For more than four decades, Catherine Goodman CBE has developed a unique visual language that communicates a powerful visionary response to her lived experience and memory. Goodman’s intensely expressive painting process uses strongly pigmented oil paint, brushwork, oil sticks, drips and washes to create atmospheric and immersive paintings which explore both figuration and abstraction.
Central to Goodman’s artistic process is the act of drawing directly from life, her intimate knowledge of the old master painters and drawing from film, where she immerses in the legends of the modern cinema age. In Goodman’s words, “drawing can bring about a sense of unity and create a portal into other realms of consciousness”. This daily practice roots her mark-making in observation and informs and enriches her paintings.
Catherine Goodman’s role as an educator is integral to her artistic identity. Since graduating from art school, Goodman has been organising drawing classes for the homeless and other community groups, demonstrating a longstanding commitment to social justice in art education. In 2000, this led her to co-establish the Royal Drawing School with HM King Charles III, to address the increasing absence of drawing in art education and to give wider access to disadvantaged students.
Goodman studied at Camberwell School of Arts & Crafts, London, and the Royal Academy Schools, London, where she won the Royal Academy Gold Medal in 1987. Goodman continues in her role as Founding Artistic Director and Academic Board Member of the Royal Drawing School and in 2014 was awarded Lieutenant of the Royal Victorian Order, for her services to arts education. Since 2019, Goodman has served as the Artist Trustee at The National Gallery, London.
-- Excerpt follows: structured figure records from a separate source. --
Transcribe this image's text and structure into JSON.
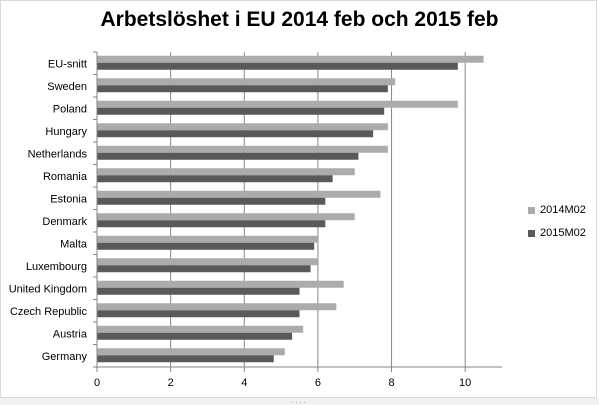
{
  "chart_data": {
    "type": "bar",
    "orientation": "horizontal",
    "title": "Arbetslöshet i EU 2014 feb och 2015 feb",
    "xlabel": "",
    "ylabel": "",
    "categories": [
      "EU-snitt",
      "Sweden",
      "Poland",
      "Hungary",
      "Netherlands",
      "Romania",
      "Estonia",
      "Denmark",
      "Malta",
      "Luxembourg",
      "United Kingdom",
      "Czech Republic",
      "Austria",
      "Germany"
    ],
    "series": [
      {
        "name": "2014M02",
        "color": "#ababab",
        "values": [
          10.5,
          8.1,
          9.8,
          7.9,
          7.9,
          7.0,
          7.7,
          7.0,
          6.0,
          6.0,
          6.7,
          6.5,
          5.6,
          5.1
        ]
      },
      {
        "name": "2015M02",
        "color": "#595959",
        "values": [
          9.8,
          7.9,
          7.8,
          7.5,
          7.1,
          6.4,
          6.2,
          6.2,
          5.9,
          5.8,
          5.5,
          5.5,
          5.3,
          4.8
        ]
      }
    ],
    "xlim": [
      0,
      11
    ],
    "xticks": [
      0,
      2,
      4,
      6,
      8,
      10
    ],
    "grid": "vertical major",
    "legend_position": "right"
  },
  "resize_handle": "....",
  "colors": {
    "gridline": "#868686",
    "axis": "#868686",
    "frame": "#d9d9d9"
  }
}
In 2024, she was awarded Commander of the Order of the British Empire for her services to art, UK.
Her paintings are held in significant private and public collections including Female Artists of the Mougins Museum, France; The Fitzwilliam Museum, Cambridge, UK; The Green Family Art Foundation, Texas, USA; The National Portrait Gallery, London, UK; The Olivia Foundation, Mexico City, Mexico; The Rothschild Foundation, Waddesdon, UK; The Royal Collection Trust, London, UK.